- (1 Rope) Chicken Chorizo Sausage
- (1) Spaghetti Squash
- (1 tablespoon) ghee or coconut oil
- (1 medium, chopped) sweet yellow pepper
- (1 medium, halved and sliced) sweet onion
- (1 cup sliced) fresh mushrooms
- (1 can (14-1/2 ounces)) no-salt-added diced tomatoes, undrained
- (1 tablespoon) taco seasoning (I have my own blend that I make- it's healthier, just google a recipe for that)
- (1/4 teaspoon) pepper
- (only if you like them) chopped green onions
- Cook that sausage fully, then slice.
- Halve squash lengthwise; discard seeds. Place squash in the oven, cut side down (350 for half hour-45 minutes) OR keep it whole in a Dutch-oven with a little bit of water, then cut after it's cooked (my favorite method!)

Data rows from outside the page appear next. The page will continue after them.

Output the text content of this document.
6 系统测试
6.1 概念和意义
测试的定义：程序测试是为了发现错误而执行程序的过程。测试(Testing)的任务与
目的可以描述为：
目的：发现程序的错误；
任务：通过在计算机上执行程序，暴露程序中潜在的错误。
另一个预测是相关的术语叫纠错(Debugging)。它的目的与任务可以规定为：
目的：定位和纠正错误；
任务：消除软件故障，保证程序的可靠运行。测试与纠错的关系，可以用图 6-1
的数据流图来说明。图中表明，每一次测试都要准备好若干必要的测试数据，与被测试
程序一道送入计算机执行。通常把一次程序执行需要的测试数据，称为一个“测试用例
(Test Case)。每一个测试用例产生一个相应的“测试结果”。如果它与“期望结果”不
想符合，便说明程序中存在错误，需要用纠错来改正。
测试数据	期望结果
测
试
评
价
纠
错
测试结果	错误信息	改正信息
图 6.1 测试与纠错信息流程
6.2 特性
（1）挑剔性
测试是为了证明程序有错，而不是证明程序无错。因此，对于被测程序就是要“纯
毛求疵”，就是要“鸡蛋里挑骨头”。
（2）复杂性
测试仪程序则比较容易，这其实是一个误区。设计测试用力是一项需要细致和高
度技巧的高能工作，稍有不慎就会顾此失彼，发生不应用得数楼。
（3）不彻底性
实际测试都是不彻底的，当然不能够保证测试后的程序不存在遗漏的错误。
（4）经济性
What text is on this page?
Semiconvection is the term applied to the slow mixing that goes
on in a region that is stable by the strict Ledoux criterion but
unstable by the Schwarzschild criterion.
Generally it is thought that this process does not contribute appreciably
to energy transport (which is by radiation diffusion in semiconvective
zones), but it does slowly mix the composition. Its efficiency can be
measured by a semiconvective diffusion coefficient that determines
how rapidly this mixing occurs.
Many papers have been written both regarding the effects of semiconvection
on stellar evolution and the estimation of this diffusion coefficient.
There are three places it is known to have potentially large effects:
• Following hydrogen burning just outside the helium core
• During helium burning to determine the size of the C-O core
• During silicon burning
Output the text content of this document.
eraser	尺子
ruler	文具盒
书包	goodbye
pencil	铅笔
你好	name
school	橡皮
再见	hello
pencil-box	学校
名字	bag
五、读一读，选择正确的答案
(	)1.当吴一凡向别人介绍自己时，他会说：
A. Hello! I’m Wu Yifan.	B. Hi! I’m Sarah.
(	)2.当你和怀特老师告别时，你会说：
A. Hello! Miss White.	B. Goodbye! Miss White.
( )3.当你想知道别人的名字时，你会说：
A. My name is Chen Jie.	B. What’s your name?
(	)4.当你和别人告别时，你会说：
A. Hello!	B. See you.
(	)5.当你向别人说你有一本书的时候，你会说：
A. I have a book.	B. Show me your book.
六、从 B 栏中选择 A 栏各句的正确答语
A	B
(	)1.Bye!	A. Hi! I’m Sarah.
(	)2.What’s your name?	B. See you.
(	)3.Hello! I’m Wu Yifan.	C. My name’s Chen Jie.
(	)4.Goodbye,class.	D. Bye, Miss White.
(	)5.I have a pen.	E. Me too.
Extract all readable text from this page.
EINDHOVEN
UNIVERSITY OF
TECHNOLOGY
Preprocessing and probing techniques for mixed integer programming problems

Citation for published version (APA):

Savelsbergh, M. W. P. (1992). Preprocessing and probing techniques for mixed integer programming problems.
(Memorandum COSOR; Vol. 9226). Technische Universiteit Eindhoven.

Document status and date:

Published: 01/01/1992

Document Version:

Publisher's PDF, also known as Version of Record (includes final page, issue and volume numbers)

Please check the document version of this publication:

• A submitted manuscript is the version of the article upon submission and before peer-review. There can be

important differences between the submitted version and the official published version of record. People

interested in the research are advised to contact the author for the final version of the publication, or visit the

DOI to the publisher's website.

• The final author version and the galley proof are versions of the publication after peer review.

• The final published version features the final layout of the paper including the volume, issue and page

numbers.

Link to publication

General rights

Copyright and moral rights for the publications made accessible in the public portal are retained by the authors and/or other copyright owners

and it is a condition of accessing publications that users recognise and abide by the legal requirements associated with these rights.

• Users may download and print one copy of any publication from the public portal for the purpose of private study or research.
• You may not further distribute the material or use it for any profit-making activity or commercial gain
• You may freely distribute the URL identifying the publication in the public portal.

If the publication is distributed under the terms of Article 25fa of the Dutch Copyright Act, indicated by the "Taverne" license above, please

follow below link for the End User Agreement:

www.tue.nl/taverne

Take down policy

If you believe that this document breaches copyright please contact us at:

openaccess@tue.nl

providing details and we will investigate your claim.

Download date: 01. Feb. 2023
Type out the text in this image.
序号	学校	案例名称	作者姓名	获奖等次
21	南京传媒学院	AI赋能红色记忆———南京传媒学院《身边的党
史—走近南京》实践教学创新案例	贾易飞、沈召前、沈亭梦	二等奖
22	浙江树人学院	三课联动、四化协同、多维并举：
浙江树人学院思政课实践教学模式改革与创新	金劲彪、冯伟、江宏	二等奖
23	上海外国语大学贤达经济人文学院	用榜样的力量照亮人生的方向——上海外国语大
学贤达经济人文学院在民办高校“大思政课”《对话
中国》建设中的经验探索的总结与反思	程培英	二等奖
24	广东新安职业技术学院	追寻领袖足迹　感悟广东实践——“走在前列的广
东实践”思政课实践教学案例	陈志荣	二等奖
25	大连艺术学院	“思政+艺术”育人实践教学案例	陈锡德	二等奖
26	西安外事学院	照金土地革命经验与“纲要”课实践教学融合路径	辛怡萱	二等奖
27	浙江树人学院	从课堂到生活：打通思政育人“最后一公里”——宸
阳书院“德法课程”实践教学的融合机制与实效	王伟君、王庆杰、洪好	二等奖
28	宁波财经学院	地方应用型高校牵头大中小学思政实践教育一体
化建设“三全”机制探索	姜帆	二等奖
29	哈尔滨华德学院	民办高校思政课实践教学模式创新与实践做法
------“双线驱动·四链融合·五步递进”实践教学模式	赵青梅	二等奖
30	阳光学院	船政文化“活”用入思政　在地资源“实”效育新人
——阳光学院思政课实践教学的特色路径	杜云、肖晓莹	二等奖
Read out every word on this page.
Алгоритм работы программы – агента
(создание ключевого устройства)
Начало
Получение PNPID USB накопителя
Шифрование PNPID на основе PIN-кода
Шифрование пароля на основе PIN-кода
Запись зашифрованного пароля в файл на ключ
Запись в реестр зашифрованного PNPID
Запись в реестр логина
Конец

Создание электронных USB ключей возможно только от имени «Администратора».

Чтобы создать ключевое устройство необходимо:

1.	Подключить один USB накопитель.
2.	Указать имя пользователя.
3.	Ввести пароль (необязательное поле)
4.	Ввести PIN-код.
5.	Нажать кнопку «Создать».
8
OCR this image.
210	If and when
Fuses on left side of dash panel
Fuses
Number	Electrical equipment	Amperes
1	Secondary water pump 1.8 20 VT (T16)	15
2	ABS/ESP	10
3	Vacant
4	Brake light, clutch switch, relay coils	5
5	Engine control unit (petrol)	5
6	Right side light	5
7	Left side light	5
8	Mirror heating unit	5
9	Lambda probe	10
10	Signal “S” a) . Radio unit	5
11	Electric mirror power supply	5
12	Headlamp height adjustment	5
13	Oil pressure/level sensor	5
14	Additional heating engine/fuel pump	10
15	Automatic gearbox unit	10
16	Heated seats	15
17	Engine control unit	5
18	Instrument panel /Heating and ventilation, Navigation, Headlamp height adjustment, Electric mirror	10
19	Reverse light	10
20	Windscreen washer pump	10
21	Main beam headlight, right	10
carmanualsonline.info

- Meanwhile, in a large skillet, heat 1 tablespoon oil over medium-high heat; saute sausage, yellow pepper, onion, and mushrooms until onion is tender, about 5 minutes.
- Separate strands of squash with a fork; add to skillet. Stir in tomatoes and seasonings; bring to a boil. Reduce heat; simmer, uncovered, until flavors are blended, about 5 minutes. If desired, top with green onions.